By Duncan Miriri
NAIROBI -China’s foreign minister began a visit to Kenya on Wednesday, where the government has relied on Chinese loans to develop infrastructure but faces criticism over the resulting debt burden.
The Kenyan foreign ministry described the visit by Wang Yi, who is also state councillor, as “historic”. It said security, health, climate change and green technology transfer would be discussed and new bilateral agreements would be signed.
Kenya is the second of three stops on Wang’s African tour, after Eritrea and before Comoros. Eritrea joined Chinese President Xi Jinping’s Belt and Road Initiative (BRI), a long-term plan to fund and build infrastructure linking China to the rest of the world, in November.
China has lent African countries billions of dollars as part of the BRI, including $5 billion for the construction of a modern railway from the Kenyan port of Mombasa.
That model has been evolving, partly under the strain of the COVID-19 pandemic and its economic fallout and partly because of a backlash from African critics against rising debt levels. China is shifting from hard infrastructure loans to efforts to boost trade.
Among critics of Kenya’s reliance on Chinese funding is Kimani Ichung’wah, a ruling party lawmaker who has become a critic of the government.
“It is a debt trap and they should start renegotiating,” he told Reuters before Wang’s visit, complaining that the interest rates on Chinese loans was exorbitant.
Ichung’wah is backing William Ruto, estranged deputy to President Uhuru Kenyatta, to take over the presidency in an election scheduled for August, and said that if Ruto won his government would seek new terms for the loan repayments.
Eritrea, one of the poorest and most isolated nations in the world, is involved in the conflict in Tigray in northern Ethiopia that has destabilised the Horn of Africa region.

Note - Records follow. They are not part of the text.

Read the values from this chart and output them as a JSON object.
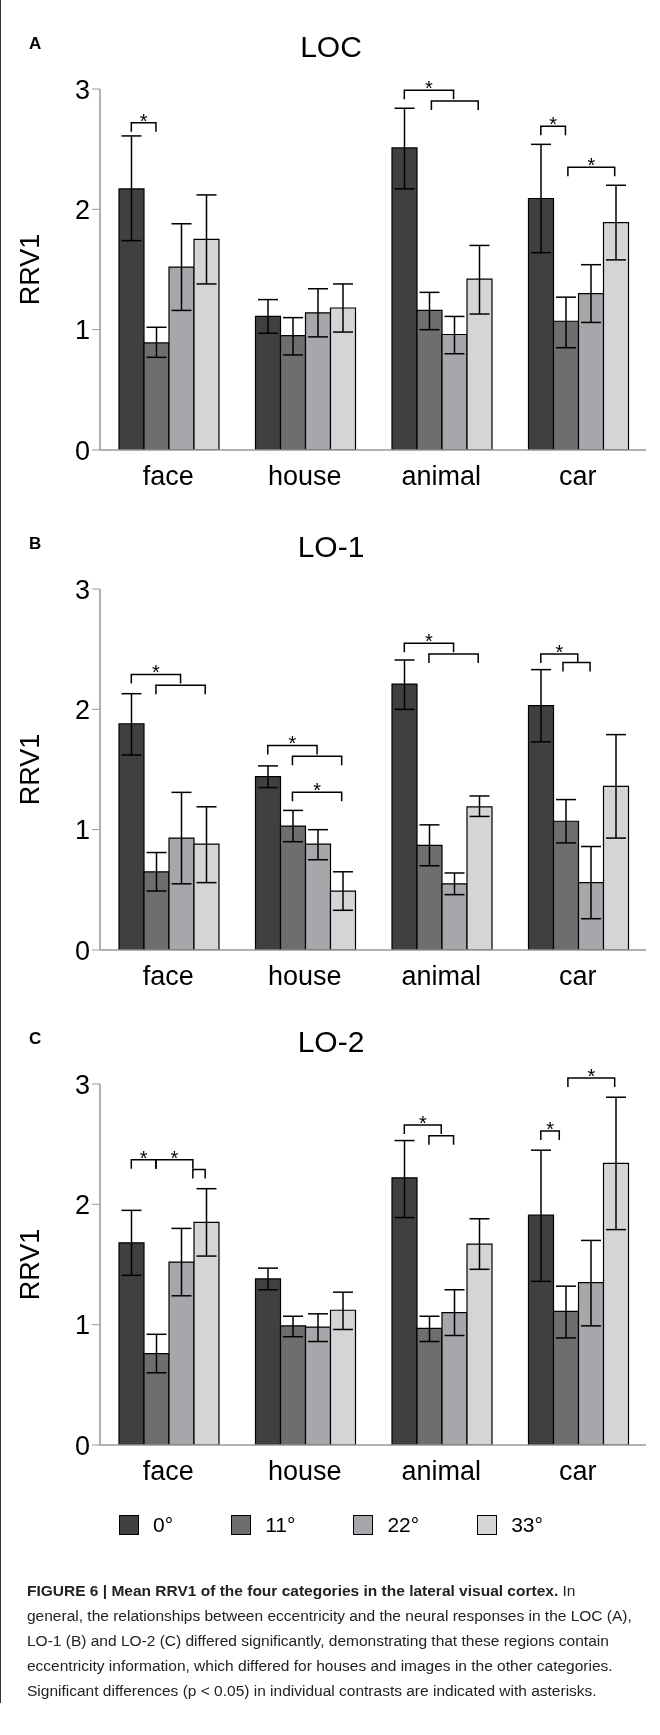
{
  "chart_data": [
    {
      "type": "bar",
      "title": "LOC",
      "ylabel": "RRV1",
      "categories": [
        "face",
        "house",
        "animal",
        "car"
      ],
      "ylim": [
        0,
        3
      ],
      "yticks": [
        0,
        1,
        2,
        3
      ],
      "legend": false,
      "annotations": [
        "A",
        "*",
        "*",
        "*",
        "*"
      ],
      "series": [
        {
          "color": "#404040",
          "values": [
            2.17,
            1.11,
            2.51,
            2.09
          ],
          "errors": [
            [
              1.74,
              2.61
            ],
            [
              0.97,
              1.25
            ],
            [
              2.17,
              2.84
            ],
            [
              1.64,
              2.54
            ]
          ]
        },
        {
          "color": "#6e6e6e",
          "values": [
            0.89,
            0.95,
            1.16,
            1.07
          ],
          "errors": [
            [
              0.77,
              1.02
            ],
            [
              0.79,
              1.1
            ],
            [
              1.0,
              1.31
            ],
            [
              0.85,
              1.27
            ]
          ]
        },
        {
          "color": "#a6a7aa",
          "values": [
            1.52,
            1.14,
            0.96,
            1.3
          ],
          "errors": [
            [
              1.16,
              1.88
            ],
            [
              0.94,
              1.34
            ],
            [
              0.8,
              1.11
            ],
            [
              1.06,
              1.54
            ]
          ]
        },
        {
          "color": "#d4d5d7",
          "values": [
            1.75,
            1.18,
            1.42,
            1.89
          ],
          "errors": [
            [
              1.38,
              2.12
            ],
            [
              0.98,
              1.38
            ],
            [
              1.13,
              1.7
            ],
            [
              1.58,
              2.2
            ]
          ]
        }
      ]
    },
    {
      "type": "bar",
      "title": "LO-1",
      "ylabel": "RRV1",
      "categories": [
        "face",
        "house",
        "animal",
        "car"
      ],
      "ylim": [
        0,
        3
      ],
      "yticks": [
        0,
        1,
        2,
        3
      ],
      "legend": false,
      "annotations": [
        "B",
        "*",
        "*",
        "*",
        "*",
        "*"
      ],
      "series": [
        {
          "color": "#404040",
          "values": [
            1.88,
            1.44,
            2.21,
            2.03
          ],
          "errors": [
            [
              1.62,
              2.13
            ],
            [
              1.35,
              1.53
            ],
            [
              2.0,
              2.41
            ],
            [
              1.73,
              2.33
            ]
          ]
        },
        {
          "color": "#6e6e6e",
          "values": [
            0.65,
            1.03,
            0.87,
            1.07
          ],
          "errors": [
            [
              0.49,
              0.81
            ],
            [
              0.9,
              1.16
            ],
            [
              0.7,
              1.04
            ],
            [
              0.89,
              1.25
            ]
          ]
        },
        {
          "color": "#a6a7aa",
          "values": [
            0.93,
            0.88,
            0.55,
            0.56
          ],
          "errors": [
            [
              0.55,
              1.31
            ],
            [
              0.75,
              1.0
            ],
            [
              0.46,
              0.64
            ],
            [
              0.26,
              0.86
            ]
          ]
        },
        {
          "color": "#d4d5d7",
          "values": [
            0.88,
            0.49,
            1.19,
            1.36
          ],
          "errors": [
            [
              0.56,
              1.19
            ],
            [
              0.33,
              0.65
            ],
            [
              1.11,
              1.28
            ],
            [
              0.93,
              1.79
            ]
          ]
        }
      ]
    },
    {
      "type": "bar",
      "title": "LO-2",
      "ylabel": "RRV1",
      "categories": [
        "face",
        "house",
        "animal",
        "car"
      ],
      "ylim": [
        0,
        3
      ],
      "yticks": [
        0,
        1,
        2,
        3
      ],
      "legend": "bottom",
      "annotations": [
        "C",
        "*",
        "*",
        "*",
        "*",
        "*",
        "FIGURE 6 | Mean RRV1 of the four categories in the lateral visual cortex.",
        "In general, the relationships between eccentricity and the neural responses in the LOC (A), LO-1 (B) and LO-2 (C) differed significantly, demonstrating that these regions contain eccentricity information, which differed for houses and images in the other categories. Significant differences (p < 0.05) in individual contrasts are indicated with asterisks."
      ],
      "series": [
        {
          "name": "0°",
          "color": "#404040",
          "values": [
            1.68,
            1.38,
            2.22,
            1.91
          ],
          "errors": [
            [
              1.41,
              1.95
            ],
            [
              1.29,
              1.47
            ],
            [
              1.89,
              2.53
            ],
            [
              1.36,
              2.45
            ]
          ]
        },
        {
          "name": "11°",
          "color": "#6e6e6e",
          "values": [
            0.76,
            0.99,
            0.97,
            1.11
          ],
          "errors": [
            [
              0.6,
              0.92
            ],
            [
              0.9,
              1.07
            ],
            [
              0.86,
              1.07
            ],
            [
              0.89,
              1.32
            ]
          ]
        },
        {
          "name": "22°",
          "color": "#a6a7aa",
          "values": [
            1.52,
            0.98,
            1.1,
            1.35
          ],
          "errors": [
            [
              1.24,
              1.8
            ],
            [
              0.86,
              1.09
            ],
            [
              0.91,
              1.29
            ],
            [
              0.99,
              1.7
            ]
          ]
        },
        {
          "name": "33°",
          "color": "#d4d5d7",
          "values": [
            1.85,
            1.12,
            1.67,
            2.34
          ],
          "errors": [
            [
              1.57,
              2.13
            ],
            [
              0.96,
              1.27
            ],
            [
              1.46,
              1.88
            ],
            [
              1.79,
              2.89
            ]
          ]
        }
      ]
    }
  ]
}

Lina Benabdallah, an expert on China-Africa relations at Wake Forest University in the United States, said Wang’s visit signalled Beijing’s interest in restoring stability to the Horn and in improving access to Africa via Eritrea’s Red Sea ports.
Peter Kagwanja, a professor of international relations at the University of Nairobi, said the Comoros stop was also likely linked to trade interests. The Indian Ocean archipelago sits on the rim of a maritime trade route known in China as the Maritime Silk Road and considered strategically important by Beijing, he said.